- Sverker Holmgren (Professor in Scientific Computing)
- Carl Nettelblad (Assistant Professor in Scientific Computing)
- Kristiina Ausmees (PhD student in Scientific Computing, Princial advisor: C. Nettelblad. Co-advisor: M. Jakobsson, Department of Organism Biology, UU)
- Ebba Bergman (Master student, supervisor: C. Nettelblad)
- Salman Toor (PhD in Scientific Computing)
- Lars Rönnegård(Professor, Dalarna University, Section of Statistics)
Originally, our group focused on the search problem of finding specific gene positions explaining variation in quantitative traits (i.e. the genes "controlling" properties such as body height or propensity for disease). However, we have continually moved towards the more basic and computationally demanding steps in pre-processing genomic data for any kind of bioinformatic or statistical analysis. Thease problems include imputation and phasing.
Imputation is the process of filling in the blanks of genotypes. If one individual is tested with a low-cost method, data from other reference individuals can be used instead. For doing imputation, phasing is a common step. In this context, phasing, or haplotype inference is the process of sorting out the two copies each individual carries of a chromosome. Most testing methods only tell "you have one copy of variant 1, and one copy of variant 2". Through phasing, one can say "the copy you have of variant 1 was inherited from the same parent as the copy of variant A in another gene".

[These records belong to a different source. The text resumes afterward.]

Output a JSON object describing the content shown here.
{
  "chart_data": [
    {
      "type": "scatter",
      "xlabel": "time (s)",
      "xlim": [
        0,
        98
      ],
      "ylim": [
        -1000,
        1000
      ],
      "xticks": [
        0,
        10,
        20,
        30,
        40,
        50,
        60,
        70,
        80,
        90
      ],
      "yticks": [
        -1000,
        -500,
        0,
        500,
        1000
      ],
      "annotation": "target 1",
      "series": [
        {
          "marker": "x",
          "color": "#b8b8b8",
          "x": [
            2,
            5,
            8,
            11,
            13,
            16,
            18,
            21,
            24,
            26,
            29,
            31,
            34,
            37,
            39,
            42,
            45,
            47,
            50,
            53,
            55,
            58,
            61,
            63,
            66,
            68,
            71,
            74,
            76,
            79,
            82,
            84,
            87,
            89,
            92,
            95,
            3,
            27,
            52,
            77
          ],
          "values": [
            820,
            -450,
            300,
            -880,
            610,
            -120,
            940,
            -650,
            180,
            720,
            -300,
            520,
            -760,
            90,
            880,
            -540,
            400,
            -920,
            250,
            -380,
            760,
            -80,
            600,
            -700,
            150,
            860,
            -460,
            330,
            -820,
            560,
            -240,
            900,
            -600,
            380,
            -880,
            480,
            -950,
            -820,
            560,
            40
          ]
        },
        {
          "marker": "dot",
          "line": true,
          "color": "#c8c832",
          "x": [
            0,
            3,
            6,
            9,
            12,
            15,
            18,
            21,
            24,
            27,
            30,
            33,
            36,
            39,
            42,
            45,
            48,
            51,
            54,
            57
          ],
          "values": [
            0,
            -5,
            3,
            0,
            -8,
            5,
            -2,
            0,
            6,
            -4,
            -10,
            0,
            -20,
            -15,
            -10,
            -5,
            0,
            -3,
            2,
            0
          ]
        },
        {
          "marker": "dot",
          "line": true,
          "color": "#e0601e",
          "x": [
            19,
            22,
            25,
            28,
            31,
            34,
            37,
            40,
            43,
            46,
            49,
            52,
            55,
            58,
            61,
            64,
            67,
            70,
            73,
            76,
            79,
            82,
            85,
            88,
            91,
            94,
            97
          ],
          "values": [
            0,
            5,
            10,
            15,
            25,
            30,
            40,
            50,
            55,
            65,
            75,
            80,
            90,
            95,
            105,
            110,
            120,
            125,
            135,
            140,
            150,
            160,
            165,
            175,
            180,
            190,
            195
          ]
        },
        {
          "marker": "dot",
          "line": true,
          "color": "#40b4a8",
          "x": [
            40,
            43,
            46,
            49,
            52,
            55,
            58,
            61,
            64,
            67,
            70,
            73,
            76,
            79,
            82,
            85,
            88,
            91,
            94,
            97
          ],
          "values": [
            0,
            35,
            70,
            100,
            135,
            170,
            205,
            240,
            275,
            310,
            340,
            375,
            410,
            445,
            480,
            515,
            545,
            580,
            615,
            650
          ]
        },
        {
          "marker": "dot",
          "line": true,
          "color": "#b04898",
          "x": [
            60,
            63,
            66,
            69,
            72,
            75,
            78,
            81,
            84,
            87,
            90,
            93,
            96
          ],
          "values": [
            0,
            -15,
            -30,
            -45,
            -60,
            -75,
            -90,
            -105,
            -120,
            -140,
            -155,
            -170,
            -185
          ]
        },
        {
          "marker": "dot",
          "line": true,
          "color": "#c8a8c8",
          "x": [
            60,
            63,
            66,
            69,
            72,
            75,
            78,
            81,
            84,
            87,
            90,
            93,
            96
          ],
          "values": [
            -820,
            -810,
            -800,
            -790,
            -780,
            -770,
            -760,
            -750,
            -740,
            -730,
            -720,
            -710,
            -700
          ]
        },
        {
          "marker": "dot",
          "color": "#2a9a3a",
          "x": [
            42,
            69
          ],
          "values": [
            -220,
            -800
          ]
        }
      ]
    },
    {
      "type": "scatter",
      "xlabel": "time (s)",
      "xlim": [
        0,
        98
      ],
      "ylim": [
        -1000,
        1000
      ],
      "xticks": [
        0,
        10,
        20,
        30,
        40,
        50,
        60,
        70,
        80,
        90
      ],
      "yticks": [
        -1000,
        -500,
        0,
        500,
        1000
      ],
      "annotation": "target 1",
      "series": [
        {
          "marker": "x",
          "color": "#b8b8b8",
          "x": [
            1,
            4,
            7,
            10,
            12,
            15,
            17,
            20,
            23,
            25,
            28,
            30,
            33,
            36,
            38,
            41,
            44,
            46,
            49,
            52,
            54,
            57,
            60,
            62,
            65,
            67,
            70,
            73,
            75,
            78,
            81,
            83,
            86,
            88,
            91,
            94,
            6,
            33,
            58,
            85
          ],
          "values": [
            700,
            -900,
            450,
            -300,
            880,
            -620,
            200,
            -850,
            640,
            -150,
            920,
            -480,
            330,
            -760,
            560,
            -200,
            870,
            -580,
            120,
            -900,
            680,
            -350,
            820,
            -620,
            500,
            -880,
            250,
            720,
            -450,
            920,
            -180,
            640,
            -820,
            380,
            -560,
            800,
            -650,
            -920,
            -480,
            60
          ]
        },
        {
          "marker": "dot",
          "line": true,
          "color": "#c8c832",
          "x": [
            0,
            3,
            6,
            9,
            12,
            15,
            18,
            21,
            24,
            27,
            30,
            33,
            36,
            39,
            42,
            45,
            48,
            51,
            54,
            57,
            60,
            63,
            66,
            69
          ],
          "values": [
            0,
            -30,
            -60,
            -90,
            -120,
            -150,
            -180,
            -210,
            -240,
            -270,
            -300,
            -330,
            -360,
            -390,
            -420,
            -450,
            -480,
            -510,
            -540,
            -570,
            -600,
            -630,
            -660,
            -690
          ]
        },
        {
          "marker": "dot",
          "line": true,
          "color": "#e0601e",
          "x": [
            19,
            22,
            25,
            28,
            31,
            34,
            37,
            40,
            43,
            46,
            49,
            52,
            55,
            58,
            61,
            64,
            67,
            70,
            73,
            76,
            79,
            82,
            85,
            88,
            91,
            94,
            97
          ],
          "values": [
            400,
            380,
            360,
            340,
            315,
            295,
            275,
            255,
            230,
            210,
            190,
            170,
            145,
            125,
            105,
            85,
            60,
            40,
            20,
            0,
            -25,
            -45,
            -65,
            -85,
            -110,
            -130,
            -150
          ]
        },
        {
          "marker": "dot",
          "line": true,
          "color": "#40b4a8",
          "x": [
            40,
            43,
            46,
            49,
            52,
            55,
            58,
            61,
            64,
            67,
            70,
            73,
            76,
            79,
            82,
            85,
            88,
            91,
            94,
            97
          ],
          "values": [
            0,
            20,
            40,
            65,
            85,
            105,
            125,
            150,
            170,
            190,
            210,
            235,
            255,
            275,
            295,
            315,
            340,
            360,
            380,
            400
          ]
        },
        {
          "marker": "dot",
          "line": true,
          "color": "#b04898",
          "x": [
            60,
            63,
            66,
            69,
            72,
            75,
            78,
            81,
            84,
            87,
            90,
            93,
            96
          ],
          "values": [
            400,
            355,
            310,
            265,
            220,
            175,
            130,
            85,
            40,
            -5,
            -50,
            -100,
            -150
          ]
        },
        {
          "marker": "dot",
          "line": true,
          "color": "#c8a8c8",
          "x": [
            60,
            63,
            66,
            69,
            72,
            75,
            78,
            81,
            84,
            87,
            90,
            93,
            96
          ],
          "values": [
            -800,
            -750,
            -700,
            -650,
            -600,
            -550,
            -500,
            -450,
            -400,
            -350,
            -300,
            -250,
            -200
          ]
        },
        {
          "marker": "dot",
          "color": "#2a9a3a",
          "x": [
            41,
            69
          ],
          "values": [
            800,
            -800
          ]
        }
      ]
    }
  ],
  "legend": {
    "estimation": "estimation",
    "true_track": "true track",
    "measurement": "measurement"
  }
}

The methods for phasing are slightly different for cases where a known pedigree for individuals exist, and when that is not the case. We are actively investigating methods for both, focusing on cases where genotype information can be noisy or fuzzy. When known pedigrees exist, we have pioneered using methods that parametrize the uncertain information and then use iterative optimization, moving over different "focus pedigrees", where each individual can appear in multiple places. The parameters are shared between all common pedigrees.
In all our specific applications, we have paid attention to parallelization and distributed computing, as appropriate, to realize high performance in an accessible manner in practice.
- Behrang Mahjani (PhD thesis 2016, principal advisor: S. Holmgren. Co-advisor: C. Nettelblad, L. Rönnegård)
- Mahen Jayawardena (PhD thesis 2010, Also at University of Colombo School of Computing, Sri Lanka. Principal advisor: S. Holmgren. Co-advisors: Ö. Carlborg, SLU and R. Weerasinghe, UCSC)
- Kateryna Mishchenko (PhD thesis 2008, Mälardalen University College. Principal advisor: S. Holmgren. Co-advisors: L. Rönnegård, LCB and D. Silvestrov, MdH).
- Kajsa Harling (f. Ljungberg) (PhD thesis 2005, Principal advisor: S. Holmgren. Co-advisor: Örjan Carlborg)
A full list of publications, including conference contributions, can be found here.
- cnF2freq: cnF2freq has been used in several ways to compute probabilities for genotypes and haplotypes in various populations (including one release under the name PlantImpute). The most recent versions of the code are available as different branches on Github. Please refer to the more detailed cnF2freq codebase page.
- DIRECT: The early work of the project most importantly resulted in using DIRECT for numerical searches. Some of the resulting code was included in the permutation testing code in GridQTL. Some code is available at http://user.it.uu.se/~kl/qtl_software.html.
- MapFastR - a generalized R package for outbred population analysis, including a fork of cnF2freq.